Yet again a Kiwi summer has been marred by devastation and tragedy, a natural disaster made worse by decades of failed policies and morally bankrupt decisions by our political class.
National Prime Minister Chris Luxon said, “New Zealand has always had extreme weather. We have always had slips” and that nothing “can stop rain from falling and hills from moving.”
He says the tragedy at Mount Maunganui should not be “politicised” but instead the country should focus on “accountability, not ideology.”
In fact, far from this storm being like the weather we have always had, it was exceptional – off the back of several years now of severe storms.
Tauranga recorded their wettest day on record in the storm last week. In one statement to the press, Professor James Renwick related, “It seems that these days, every storm brings with it orange or red flood warnings and devastation and misery somewhere in the country. Sadly, this is exactly what we expect with a warmer climate that has more moisture in the air.”
In another statement, he was blunter: these frequent storms will “destroy the economy.”
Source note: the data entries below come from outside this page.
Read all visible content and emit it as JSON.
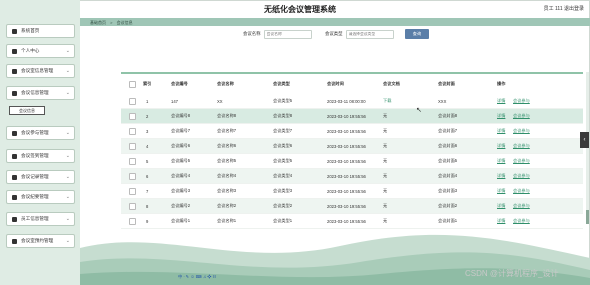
{
  "app": {
    "title": "无纸化会议管理系统"
  },
  "user": {
    "text": "员工 111  退出登录"
  },
  "breadcrumb": {
    "items": [
      "基础首页",
      "会议信息"
    ],
    "sep": ">"
  },
  "sidebar": {
    "items": [
      {
        "label": "系统首页",
        "icon": "home-icon",
        "chevron": ""
      },
      {
        "label": "个人中心",
        "icon": "person-icon",
        "chevron": "⌄"
      },
      {
        "label": "会议室信息管理",
        "icon": "room-icon",
        "chevron": "⌄"
      },
      {
        "label": "会议信息管理",
        "icon": "list-icon",
        "chevron": "⌄"
      },
      {
        "label": "会议信息",
        "icon": "",
        "chevron": ""
      },
      {
        "label": "会议参与管理",
        "icon": "join-icon",
        "chevron": "⌄"
      },
      {
        "label": "会议签到管理",
        "icon": "check-icon",
        "chevron": "⌄"
      },
      {
        "label": "会议记录管理",
        "icon": "record-icon",
        "chevron": "⌄"
      },
      {
        "label": "会议纪要管理",
        "icon": "minutes-icon",
        "chevron": "⌄"
      },
      {
        "label": "员工信息管理",
        "icon": "staff-icon",
        "chevron": "⌄"
      },
      {
        "label": "会议室预约管理",
        "icon": "shield-icon",
        "chevron": "⌄"
      }
    ]
  },
  "search": {
    "name_label": "会议名称",
    "name_placeholder": "会议名称",
    "type_label": "会议类型",
    "type_placeholder": "请选择会议类型",
    "button": "查询"
  },
  "table": {
    "headers": [
      "索引",
      "会议编号",
      "会议名称",
      "会议类型",
      "会议时间",
      "会议文档",
      "会议封面",
      "操作"
    ],
    "rows": [
      {
        "idx": "1",
        "code": "147",
        "name": "XX",
        "type": "会议类型5",
        "time": "2023-03-11 08:00:00",
        "doc": "下载",
        "cover": "XXX",
        "op1": "详情",
        "op2": "会议参与"
      },
      {
        "idx": "2",
        "code": "会议编号8",
        "name": "会议名称8",
        "type": "会议类型8",
        "time": "2023-03-10 19:55:56",
        "doc": "无",
        "cover": "会议封面8",
        "op1": "详情",
        "op2": "会议参与"
      },
      {
        "idx": "3",
        "code": "会议编号7",
        "name": "会议名称7",
        "type": "会议类型7",
        "time": "2023-03-10 19:55:56",
        "doc": "无",
        "cover": "会议封面7",
        "op1": "详情",
        "op2": "会议参与"
      },
      {
        "idx": "4",
        "code": "会议编号6",
        "name": "会议名称6",
        "type": "会议类型6",
        "time": "2023-03-10 19:55:56",
        "doc": "无",
        "cover": "会议封面6",
        "op1": "详情",
        "op2": "会议参与"
      },
      {
        "idx": "5",
        "code": "会议编号5",
        "name": "会议名称5",
        "type": "会议类型5",
        "time": "2023-03-10 19:55:56",
        "doc": "无",
        "cover": "会议封面5",
        "op1": "详情",
        "op2": "会议参与"
      },
      {
        "idx": "6",
        "code": "会议编号4",
        "name": "会议名称4",
        "type": "会议类型4",
        "time": "2023-03-10 19:55:56",
        "doc": "无",
        "cover": "会议封面4",
        "op1": "详情",
        "op2": "会议参与"
      },
      {
        "idx": "7",
        "code": "会议编号3",
        "name": "会议名称3",
        "type": "会议类型3",
        "time": "2023-03-10 19:55:56",
        "doc": "无",
        "cover": "会议封面3",
        "op1": "详情",
        "op2": "会议参与"
      },
      {
        "idx": "8",
        "code": "会议编号2",
        "name": "会议名称2",
        "type": "会议类型2",
        "time": "2023-03-10 19:55:56",
        "doc": "无",
        "cover": "会议封面2",
        "op1": "详情",
        "op2": "会议参与"
      },
      {
        "idx": "9",
        "code": "会议编号1",
        "name": "会议名称1",
        "type": "会议类型1",
        "time": "2023-03-10 19:55:56",
        "doc": "无",
        "cover": "会议封面1",
        "op1": "详情",
        "op2": "会议参与"
      }
    ]
  },
  "watermark": "CSDN @计算机程序_设计",
  "toolbar": {
    "text": "中 ∙ ✎ ☺ ⌨ ♫ ❖ ☷"
  },
  "colors": {
    "accent": "#2f8f6a",
    "sidebar_bg": "#dfece4",
    "button": "#5a7ea8"
  }
}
The National-led coalition has slashed funding for initiatives to mitigate and adapt to climate change to pay for tax cuts for their rich mates.
Chris Luxon knows full well the record of his government, hence he is doing what he knows best: trying to put the accountability on someone else.
Meanwhile, in other parts of the East Coast, working people were yet again assaulted by the scourge of slash, forestry waste washed by torrential rain through the valleys amplifying the damage the flooding would otherwise have caused.
Many members of these communities work in forestry, the industry with the highest fatalities in New Zealand. Lax regulation, brought about by decades of free market economics and insider lobbying, has created this appalling legacy of barely-there health and safety and disaster-waiting-to-happen slash.
The problem here goes beyond this current government. Under the previous Labour-led administration, Forestry Minister Stuart Nash was widely criticized for being too cosy with the forestry industry, accepting donations from forestry companies and dragging his feet on an inquiry into the environmental damage caused by slash.
The problem is systemic – Labour and National are both complicit in kicking the can down the road on climate action and protecting the corporations who abuse their workers and damage those same workers’ communities through environmental negligence.
Far from being “non-ideological”, the actions of Labour and National politicians over decades to put the interests of the rich and corporations ahead of both working people and the environment has been driven by their right-wing ideology and politics.
Weather events are a result of natural processes, but in any natural disaster there is the social and political element.
There was nothing inevitable about the loss of life in this instance. The level of damage and devastation can either be guaranteed, or mitigated, through adequate infrastructure investment and planning. Those are human, political decisions made, not blind forces of nature.
The Alliance believes there is a better way. The government should intervene in worker-killing, environment-destroying industries to ensure they operate like the law-abiding citizens everyone else is expected to be.
The Alliance also believes New Zealand must transition the economy away from fossil fuels to create a sustainable, decarbonized society for future generations.